Une force de réaction rapide africaine n’aura pour intérêt que d’être rapidement sur place et surtout très vite dépassée parce qu’on ignore totalement la tournure que prendront les évènements et, surtout, leur durée. Toute force confrontée à une guerre civile, et cela en prend l’allure, sera rapidement l’ennemie des deux camps. L’on peut voler de supposition en supposition, mais celle d’un rétablissement rapide de la paix est une illusion que les états majors devront vite abandonner pour des dispositions plus musclées, surtout, durables. L’imminence d’une telle intervention confirme l’échec diplomatique et signe la fin de la démocratie en Côte d’Ivoire puisqu’elle sera là pour départager militairement deux hommes que les urnes ont déjà partagé. Nous ne reviendrons pas sur les noms des heureux gagnants de cette élection mais ce ne sera pas les Ivoiriens.
L’intervention, si elle a lieu, sera conduite exclusivement par des Africains dont on peut douter de la capacité opérationnelle à œuvrer en milieu urbain (et de la volonté politique tout court) ; Abidjan n’est pas un village mais une mégapole. Le moindre mal sera pour les occidentaux, l’affaire restera africaine. On peut se demander toutefois si les soldats africains appelés à intervenir ne seront pas tentés, à un moment ou à un autre, de prendre partie pour l’un des deux camps – sympathies obligent. L’intervention ne se fera pas uniquement contre des hommes armés de machettes mais bien par une soldatesque puissamment armée et motivée formant deux camps qu’il sera difficile de combattre, de désarmer et de rendre à la raison.
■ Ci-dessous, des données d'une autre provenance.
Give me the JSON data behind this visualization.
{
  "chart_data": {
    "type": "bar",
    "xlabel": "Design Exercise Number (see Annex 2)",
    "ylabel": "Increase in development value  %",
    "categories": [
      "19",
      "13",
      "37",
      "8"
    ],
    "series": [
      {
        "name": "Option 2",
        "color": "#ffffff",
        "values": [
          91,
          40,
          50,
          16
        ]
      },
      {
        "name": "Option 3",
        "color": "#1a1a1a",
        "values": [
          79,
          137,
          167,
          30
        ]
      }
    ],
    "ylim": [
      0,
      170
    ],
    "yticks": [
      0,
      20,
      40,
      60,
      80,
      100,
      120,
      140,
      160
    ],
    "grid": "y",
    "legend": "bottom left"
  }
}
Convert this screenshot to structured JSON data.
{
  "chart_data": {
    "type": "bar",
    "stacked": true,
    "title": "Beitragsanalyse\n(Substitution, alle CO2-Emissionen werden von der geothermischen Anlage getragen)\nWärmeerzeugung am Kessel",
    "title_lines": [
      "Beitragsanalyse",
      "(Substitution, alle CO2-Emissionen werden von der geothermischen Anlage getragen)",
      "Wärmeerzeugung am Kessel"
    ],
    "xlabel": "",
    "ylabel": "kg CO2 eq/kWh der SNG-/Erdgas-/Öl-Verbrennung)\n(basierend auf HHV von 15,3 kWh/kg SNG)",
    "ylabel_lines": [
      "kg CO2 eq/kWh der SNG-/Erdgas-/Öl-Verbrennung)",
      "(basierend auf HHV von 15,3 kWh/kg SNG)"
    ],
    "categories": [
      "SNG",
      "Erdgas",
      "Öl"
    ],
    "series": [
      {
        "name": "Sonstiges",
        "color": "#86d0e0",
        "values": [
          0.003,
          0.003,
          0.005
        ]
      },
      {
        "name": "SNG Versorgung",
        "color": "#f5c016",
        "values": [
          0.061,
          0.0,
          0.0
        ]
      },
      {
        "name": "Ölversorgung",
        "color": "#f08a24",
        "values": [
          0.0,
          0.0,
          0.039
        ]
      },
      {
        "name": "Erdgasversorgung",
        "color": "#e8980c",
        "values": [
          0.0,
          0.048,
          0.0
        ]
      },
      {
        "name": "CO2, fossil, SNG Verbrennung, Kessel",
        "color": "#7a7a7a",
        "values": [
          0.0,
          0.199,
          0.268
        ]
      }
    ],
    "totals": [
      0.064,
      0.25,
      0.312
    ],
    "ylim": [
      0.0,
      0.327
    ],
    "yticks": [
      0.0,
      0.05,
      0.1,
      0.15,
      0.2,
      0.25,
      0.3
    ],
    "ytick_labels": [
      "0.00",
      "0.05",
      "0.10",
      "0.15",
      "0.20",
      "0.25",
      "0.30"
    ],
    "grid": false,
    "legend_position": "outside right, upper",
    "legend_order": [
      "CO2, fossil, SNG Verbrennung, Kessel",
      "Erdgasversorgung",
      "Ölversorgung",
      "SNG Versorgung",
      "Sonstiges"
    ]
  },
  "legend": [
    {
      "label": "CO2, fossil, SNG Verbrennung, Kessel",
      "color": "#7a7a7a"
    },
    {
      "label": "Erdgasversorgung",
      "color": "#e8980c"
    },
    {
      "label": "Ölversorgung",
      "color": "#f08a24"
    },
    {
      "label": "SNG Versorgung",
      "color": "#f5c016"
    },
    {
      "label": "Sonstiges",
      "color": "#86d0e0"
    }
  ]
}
Les belligérants pourraient être tentés, au passage, de régler des comptes de type représailles à l’encontre d’Africains non ivoiriens ayant, par le passé, montré des sympathies envers tel ou tel camp.
La France, elle, ne bougera pas, du moins tant que ses ressortissants ne seront pas pris à partie sérieusement ; et si elle devait être appelée à le faire, aïe aïe le merdier.